İnkar etmek kolay değil mi? Mealcilere soruyoruz ‘Yıktığının, sildiğinin, inkar ettiğinin yerine ne koyacaksın ve bu muazzam birikim karşısında nasıl duracaksın?’ İşte bu hususu hesap etme kapasitesine sahip mealciler hemen davasından vaz geçecektir, sesini kesecektir.

Yorumlar

  1. "Meal olmasaydı mealcilerin de olmayacağı" korkunç bir durumsa Arap olmayan bütün Müslümanların Müslüman olmaları korkunç bir durumdur çünkü hepsi de Kuran'ı zorunlu olarak mealden duydular.
    Tefsir üzerine kafa patlattığını ve alim olduğunu sandığınız adamlar Kuran'da ne yazdığını zerre kadar umursamamış ama Kitabımukaddes'i ve Zerdüşt efsanelerini önlerine açıp kopya çekmiş adamlardır.
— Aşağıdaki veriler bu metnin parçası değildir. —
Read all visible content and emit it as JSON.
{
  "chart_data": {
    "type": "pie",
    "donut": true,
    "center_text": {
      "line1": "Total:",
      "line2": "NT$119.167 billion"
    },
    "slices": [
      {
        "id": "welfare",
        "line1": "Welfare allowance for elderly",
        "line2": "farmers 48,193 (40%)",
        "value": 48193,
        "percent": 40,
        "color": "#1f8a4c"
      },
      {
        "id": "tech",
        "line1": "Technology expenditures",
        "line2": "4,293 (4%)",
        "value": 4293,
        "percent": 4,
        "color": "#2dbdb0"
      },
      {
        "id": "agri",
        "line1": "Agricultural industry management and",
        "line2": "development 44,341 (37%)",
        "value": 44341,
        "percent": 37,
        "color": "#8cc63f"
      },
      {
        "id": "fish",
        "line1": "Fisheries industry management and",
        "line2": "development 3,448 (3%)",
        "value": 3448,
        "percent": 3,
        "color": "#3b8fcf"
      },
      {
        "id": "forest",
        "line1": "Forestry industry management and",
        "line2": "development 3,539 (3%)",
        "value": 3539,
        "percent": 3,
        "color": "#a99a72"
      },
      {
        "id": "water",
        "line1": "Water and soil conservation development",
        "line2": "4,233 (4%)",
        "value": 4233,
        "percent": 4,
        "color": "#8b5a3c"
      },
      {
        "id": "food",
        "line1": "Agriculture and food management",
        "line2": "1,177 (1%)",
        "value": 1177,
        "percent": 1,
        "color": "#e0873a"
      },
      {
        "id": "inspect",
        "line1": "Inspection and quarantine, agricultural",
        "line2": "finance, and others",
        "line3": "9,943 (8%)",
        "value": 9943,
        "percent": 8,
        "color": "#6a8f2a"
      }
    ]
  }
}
Zaten o kitapların çoğu Muaviye kalibresindeki münafık yöneticilerin doğrudan siparişiyle veya sansürlerinden kurtulabilmek kaygısıyla yazılmıştır. Eğer Kitabımukaddes'i okusaydınız bunu cam gibi berrak görebilirdiniz. "Yirmi yılda yapılan" KM mealini orijinal metinle karşılaştırarak okusaydınız ne feci hatalar yapıldığını ve beğenmediğiniz Kuran meallerini arattığını görürdünüz. İnanmıyorsanız kaynaklar önünüzde deniz, buyrun yapın bu çalışmayı.
    Yazınızda Kuran'dan tek bir alıntı yapmayışınız Arapçasından okuyabildiğinizi tahmin ettiğim bu kitabın zihninizi ne kadar meşgul ettiğiyle ilgili önemli bir işaret.
    Kuran ancak Arapçasından okunduğunda işe yarayabilen bir kitapsa bu din yalnızca Arapların dini olabilir. Bu kısır döngüyü şimdiye dek aşabilen bir meal düşmanına rastlamadım. Ne yazık ki şaşırtmadınız.
    Yorum bölümündeki "Captcha" eklentisini kaldırırsanız iyi olur. Yorum bırakmak isteyenlere eziyet etmeyin.

    YanıtlaSil
  2. Arap olmayan bütün Müslümanların, Müslüman olmaları korkunç bir durum OLMAZ. niye olsun ki? 'müslüman olmak için kur'anı mealden okumak, duymak ŞARTTIR FARZDIR diye NEREDEN ÇIKARDINIZ? meal olmasaydı siz olmayacaktınız, bunda anlaşılmayacak bir durum yok.

    hayatınızda kaç tefsir görmüşsünüz de 'Kitabımukaddes'i ve Zerdüşt efsaneleri....' diye lafa giriyorsunuz...komik olmuyor mu? kitabı mukaddes dediğiniz kitabı okudunuz ve gerçeği cam gibi gördünüz öyle mi? şu gerçekleri bir yazın da biz de görelim, Allah size 14 asır sonra gerçeği göstermişse, saklamayın. 20 yılda yapılan kitabı mukkaddes tercümesini de beğenmiyorsunuz...İbranice, aramice, grekçe biliyorsunuz ya bir de konuşuyorsunuz....

    'Zaten o kitapların çoğu Muaviye kalibresindeki münafık yöneticilerin doğrudan siparişiyle veya sansürlerinden kurtulabilmek kaygısıyla yazılmıştır' NEREDEN ÇIKARDINIZ? tarihten günümüze gelmiş bir rivayetin sıhhatini nasıl tartıyorsunuz? biz bu tarih usulü kitaplarını yakalım. sizi dinleyelim buyrun? bu naklettiğiniz bilgi nerden çıktı, bu bilgiye niye güvenelim? ÖYLE YA BU KUR'AN AYETİ DEĞİL.

    Kuran ancak Arapçasından okunduğunda işe yarayabilen bir kitap' DEĞİLDİR. Kim böyle diyor? yazdıklarımı anlamamışsınız bile....

    YanıtlaSil
    Yanıtlar
    1. İnsanların nasıl Müslüman olduklarını sanıyorsunuz, çok merak ediyorum. Kılıç zoruyla falan mı? :)

      Kendi yazdıklarınızı sakince okuyun veya nesnel olabilecek kişilere okutup ne anladıklarını sorun. Size bin sayfa malzeme verirdim ama muhtemel okumazsınız. Çünkü Tevrat'ı İncil'i okuyun diyorum, "okumayacağım" diye karşılık veriyorsunuz. Yardımlar hak edenlere verilir. Esenlikler...

      Sil
  3. Mealci bir kimse olarak bu kadar hakikat karşısında ancak esenlikler dilersiniz. Başka diyecek bir şeyiniz olamaz.